Hi, Sue! First of all, your life is not ending!!! Your life has just changed. That does not mean your life will be awful! I have lived with MG my entire life and just adapt to what comes along. I'm almost 60, btw. I have had exacerbations and a crisis. I'm fine!!

I know my triggers. I know when I am worse by certain signs (O2 becomes lower, eyelid droop doesn't recover as well, muscles cramp or spasm, etc.). An oximeter is a useful tool to have, as long as you don't obsess over the readings every single day!

Someone I know is fond of saying, "Don't be scared, be prepared!" He didn't say that about MG, but that could be said about anything in life. Knowledge is power, and is reassuring. Although, you sound as though knowledge may make you afraid.

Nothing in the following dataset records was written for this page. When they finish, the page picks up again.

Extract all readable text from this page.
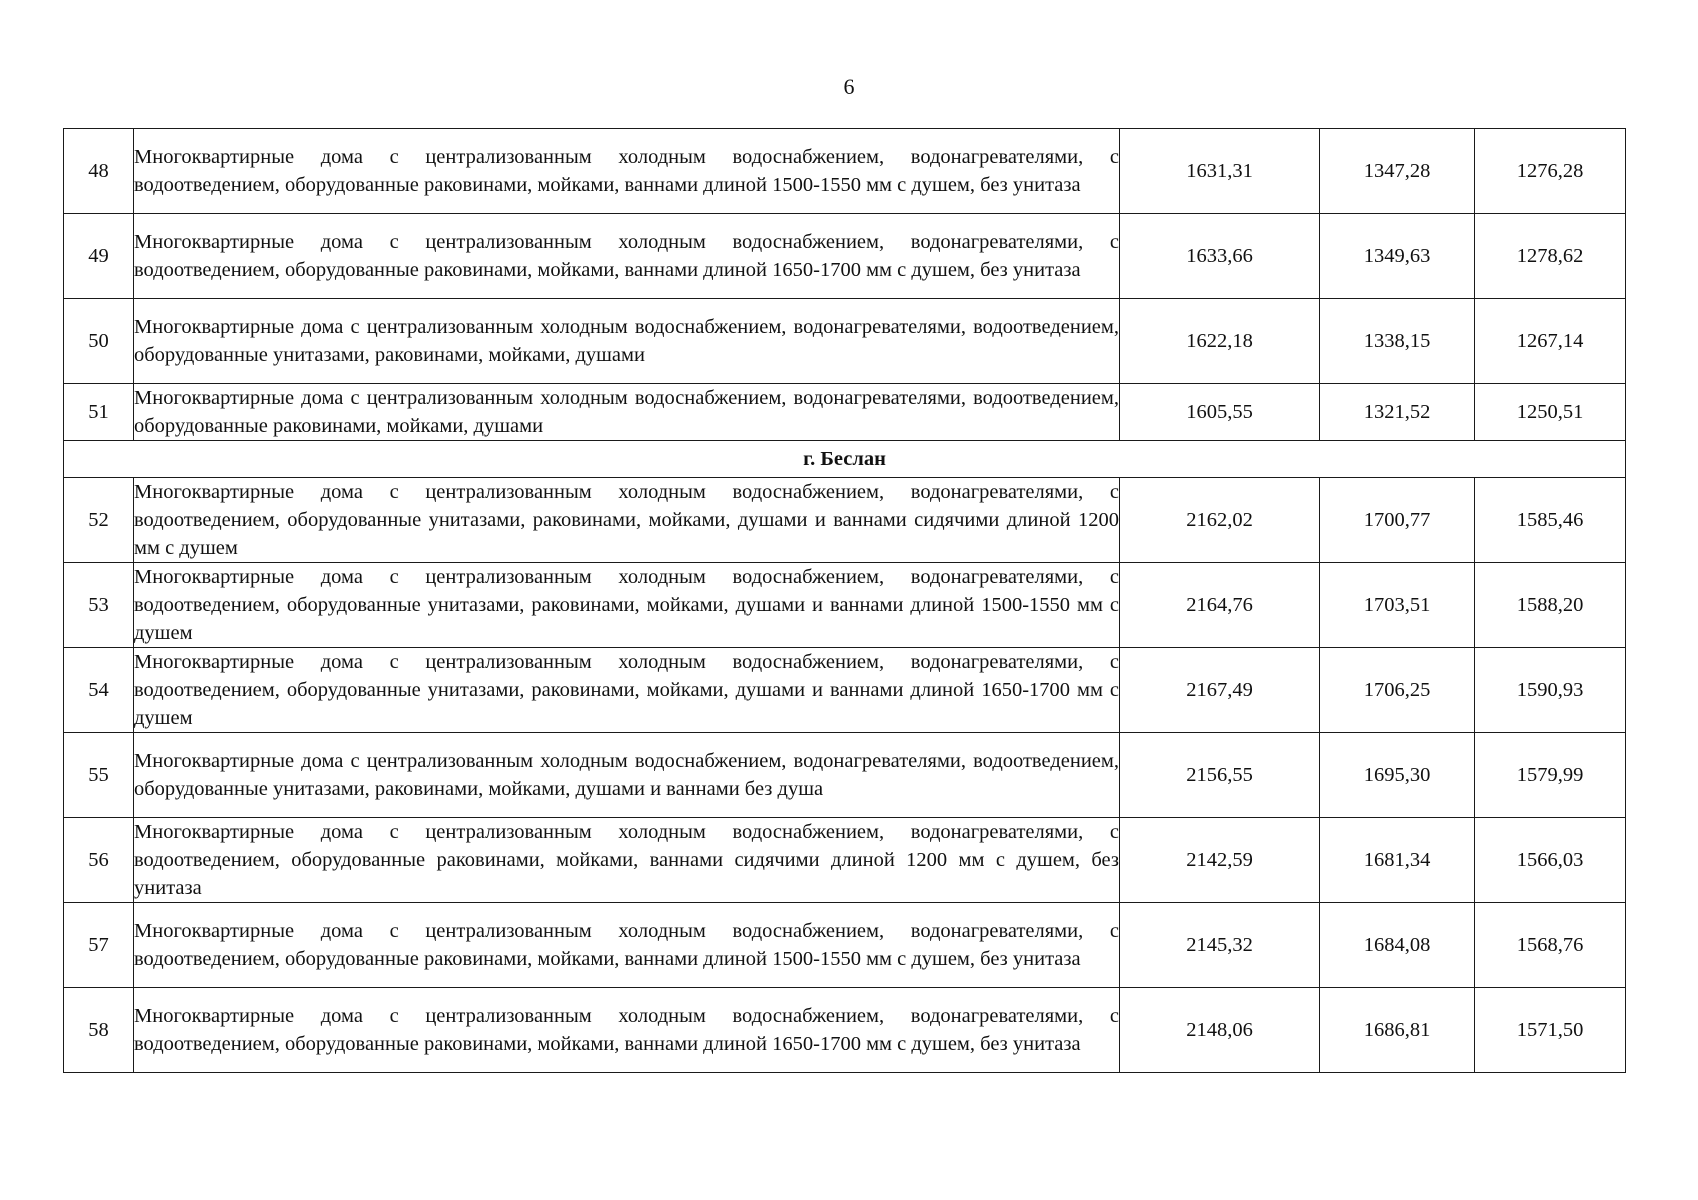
6
48	Многоквартирные дома с централизованным холодным водоснабжением, водонагревателями, с водоотведением, оборудованные раковинами, мойками, ваннами длиной 1500-1550 мм с душем, без унитаза	1631,31	1347,28	1276,28
49	Многоквартирные дома с централизованным холодным водоснабжением, водонагревателями, с водоотведением, оборудованные раковинами, мойками, ваннами длиной 1650-1700 мм с душем, без унитаза	1633,66	1349,63	1278,62
50	Многоквартирные дома с централизованным холодным водоснабжением, водонагревателями, водоотведением, оборудованные унитазами, раковинами, мойками, душами	1622,18	1338,15	1267,14
51	Многоквартирные дома с централизованным холодным водоснабжением, водонагревателями, водоотведением, оборудованные раковинами, мойками, душами	1605,55	1321,52	1250,51
г. Беслан				
52	Многоквартирные дома с централизованным холодным водоснабжением, водонагревателями, с водоотведением, оборудованные унитазами, раковинами, мойками, душами и ваннами сидячими длиной 1200 мм с душем	2162,02	1700,77	1585,46
53	Многоквартирные дома с централизованным холодным водоснабжением, водонагревателями, с водоотведением, оборудованные унитазами, раковинами, мойками, душами и ваннами длиной 1500-1550 мм с душем	2164,76	1703,51	1588,20
54	Многоквартирные дома с централизованным холодным водоснабжением, водонагревателями, с водоотведением, оборудованные унитазами, раковинами, мойками, душами и ваннами длиной 1650-1700 мм с душем	2167,49	1706,25	1590,93
55	Многоквартирные дома с централизованным холодным водоснабжением, водонагревателями, водоотведением, оборудованные унитазами, раковинами, мойками, душами и ваннами без душа	2156,55	1695,30	1579,99
56	Многоквартирные дома с централизованным холодным водоснабжением, водонагревателями, с водоотведением, оборудованные раковинами, мойками, ваннами сидячими длиной 1200 мм с душем, без унитаза	2142,59	1681,34	1566,03
57	Многоквартирные дома с централизованным холодным водоснабжением, водонагревателями, с водоотведением, оборудованные раковинами, мойками, ваннами длиной 1500-1550 мм с душем, без унитаза	2145,32	1684,08	1568,76
58	Многоквартирные дома с централизованным холодным водоснабжением, водонагревателями, с водоотведением, оборудованные раковинами, мойками, ваннами длиной 1650-1700 мм с душем, без унитаза	2148,06	1686,81	1571,50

Knowing what makes MG worse is empowering. That way, you can avoid those things. No need to be afraid when you understand what makes a situation worse OR makes it better!

As long as you know as much as you can about MG, and you take good care of yourself (along with your neurologist and, hopefully, pulmonologist), life with MG should be fine! Not normal by any means, but fine.

A MG patient should get enough sleep, and nap if they are tired/weak during the day. We should avoid stress. We shouldn't get too hot. If we do, we should cool down right away (and then nap). You should know that MG can become worse after surgery or an infection. Again, anything that can make MG worse can be managed! No need for fear. You can handle this!

I'm going to get all philosophical. Why? Because fear is worse than the reality. If you find yourself fearing something, play the "what if" game. I mean, what if MG caused you to go to the hospital. Well, then the staff would take care of you. And to prepare the best for that, you can take a lot of steps to set yourself up for success!

• Learn about what signs to look for to determine if MG is worse (just normal everyday worse, an exacerbation, or a crisis).
• Seek out your neurologist (or an ER) if MG does become worse.
• Ask your neuro to write a plan for the hospital of what to do if you have an exacerbation or a crisis. Give that to the local hospital and have one in a wallet or purse.
•Have a medical alert card and bracelet for anyone so they know all of the basics about you (insurance, contacts, implants, allergies, medications and the dosing schedule, drugs you should avoid, etc.).
• If you have an increase in symptoms, call your neurologist for advice.
• Keep a log of new symptoms, to understand your normal and when MG is worse.
• If you do become worse, though not in an exacerbation or crisis, tell your family and friends! Knowing that they know can make you feel better, too! Or ask them to stay with you until you are better.

That is only a short list of what you can do to keep yourself in the calm, happy mode and not in a fearful one! You could also think of fear and love as opposites. Meditation helps to keep people in a calm, peaceful, loving state. I do that every day, and will never stop. Meditation helps that much.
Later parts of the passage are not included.